12. The method of claim 11, wherein the first polyolefin blend component comprises virgin LLDPE, a LLDPE recycle feedstock, a processed LLDPE recycle, or a combination thereof.

13. The method of claim 9, wherein the LLDPE recycle product is added in an amount ranging from 5wt.% to 90wt.% based on the total weight of the LLDPE recycle product and the first polyolefin blend component.

14. The method of claim 9, wherein the compounding conditions comprise a temperature of less than or equal to 300 ℃.

15. The method of claim 9, further comprising:

adding a second polyolefin blend component to a third extruder;

achieving melt conditions in the third extruder to produce a second polyolefin blend component melt; and

Withdrawing the second polyolefin blend component melt as the first polyolefin blend component.

16. The method of claim 15, wherein the second blend component comprises virgin LLDPE, a LLDPE recycle feedstock, a processed LLDPE recycle, or a combination thereof.

17. A composition comprising a polymer blend of:

a. a first polymer, wherein the first polymer:

i) Is a first processed LLDPE recycle; and is also provided with

ii) is present in an amount ranging from 5wt.% to 90 wt.%;

and

b.

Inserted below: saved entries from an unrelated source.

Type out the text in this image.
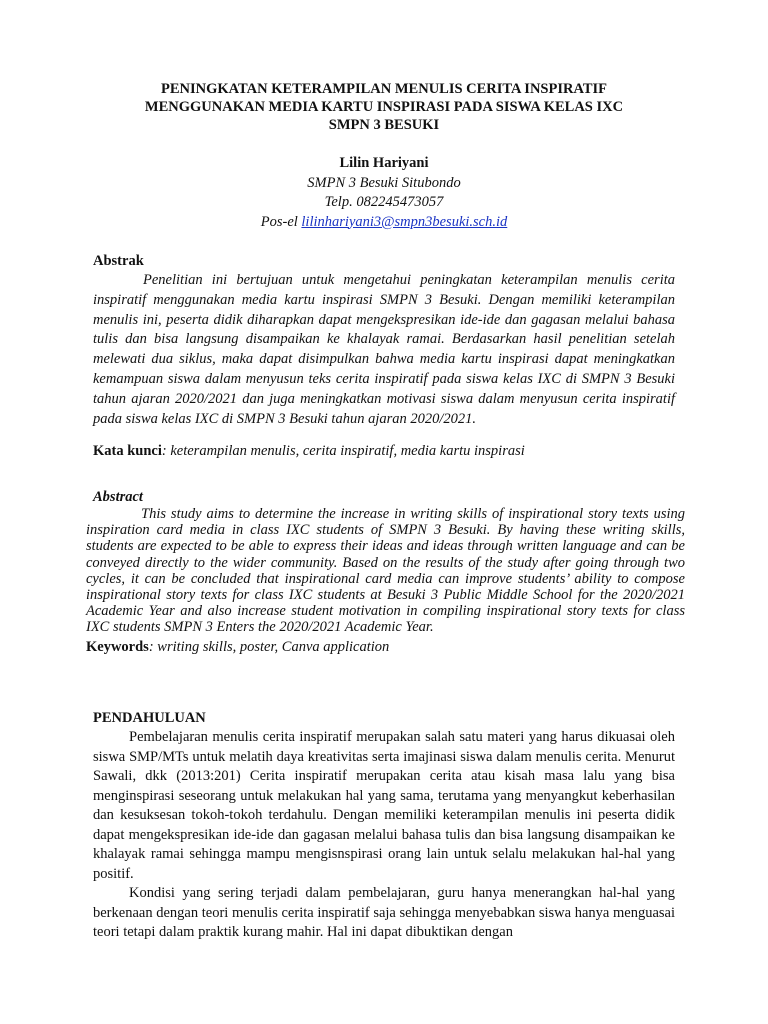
PENINGKATAN KETERAMPILAN MENULIS CERITA INSPIRATIF
MENGGUNAKAN MEDIA KARTU INSPIRASI PADA SISWA KELAS IXC
SMPN 3 BESUKI
Lilin Hariyani
SMPN 3 Besuki Situbondo
Telp. 082245473057
Pos-el lilinhariyani3@smpn3besuki.sch.id
Abstrak

Penelitian ini bertujuan untuk mengetahui peningkatan keterampilan menulis cerita inspiratif menggunakan media kartu inspirasi SMPN 3 Besuki. Dengan memiliki keterampilan menulis ini, peserta didik diharapkan dapat mengekspresikan ide-ide dan gagasan melalui bahasa tulis dan bisa langsung disampaikan ke khalayak ramai. Berdasarkan hasil penelitian setelah melewati dua siklus, maka dapat disimpulkan bahwa media kartu inspirasi dapat meningkatkan kemampuan siswa dalam menyusun teks cerita inspiratif pada siswa kelas IXC di SMPN 3 Besuki tahun ajaran 2020/2021 dan juga meningkatkan motivasi siswa dalam menyusun cerita inspiratif pada siswa kelas IXC di SMPN 3 Besuki tahun ajaran 2020/2021.

Kata kunci: keterampilan menulis, cerita inspiratif, media kartu inspirasi
Abstract

This study aims to determine the increase in writing skills of inspirational story texts using inspiration card media in class IXC students of SMPN 3 Besuki. By having these writing skills, students are expected to be able to express their ideas and ideas through written language and can be conveyed directly to the wider community. Based on the results of the study after going through two cycles, it can be concluded that inspirational card media can improve students’ ability to compose inspirational story texts for class IXC students at Besuki 3 Public Middle School for the 2020/2021 Academic Year and also increase student motivation in compiling inspirational story texts for class IXC students SMPN 3 Enters the 2020/2021 Academic Year.

Keywords: writing skills, poster, Canva application
PENDAHULUAN

Pembelajaran menulis cerita inspiratif merupakan salah satu materi yang harus dikuasai oleh siswa SMP/MTs untuk melatih daya kreativitas serta imajinasi siswa dalam menulis cerita. Menurut Sawali, dkk (2013:201) Cerita inspiratif merupakan cerita atau kisah masa lalu yang bisa menginspirasi seseorang untuk melakukan hal yang sama, terutama yang menyangkut keberhasilan dan kesuksesan tokoh-tokoh terdahulu. Dengan memiliki keterampilan menulis ini peserta didik dapat mengekspresikan ide-ide dan gagasan melalui bahasa tulis dan bisa langsung disampaikan ke khalayak ramai sehingga mampu mengisnspirasi orang lain untuk selalu melakukan hal-hal yang positif.

Kondisi yang sering terjadi dalam pembelajaran, guru hanya menerangkan hal-hal yang berkenaan dengan teori menulis cerita inspiratif saja sehingga menyebabkan siswa hanya menguasai teori tetapi dalam praktik kurang mahir. Hal ini dapat dibuktikan dengan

A second polymer, wherein the second polymer:

i) Is virgin polyolefin, polyolefin recycle feedstock, processed polyolefin recycle, or a combination thereof; and is also provided with

ii) is present in an amount ranging from 10wt.% to 95 wt.%;

wherein all weight percentages are based on the total weight of the first polymer and the second polymer.

18. The composition of claim 17, wherein:

19. The composition of claim 17, wherein processing means undergoing thermal visbreaking and optionally undergoing devolatilization.

20. A blend, comprising:

visbroken LLDPE having a first I ₂ The method comprises the steps of carrying out a first treatment on the surface of the And

having a second I ₂ Raw LLDPE, LLDPE recycle feedstock, processed LLDPE recycle, or a combination thereof;

wherein:

(I ₂ ) _{blends of} Is the target melt index of the final blend product;

n is the number of components in the blend; and

i is the i-th component of the n-component blend.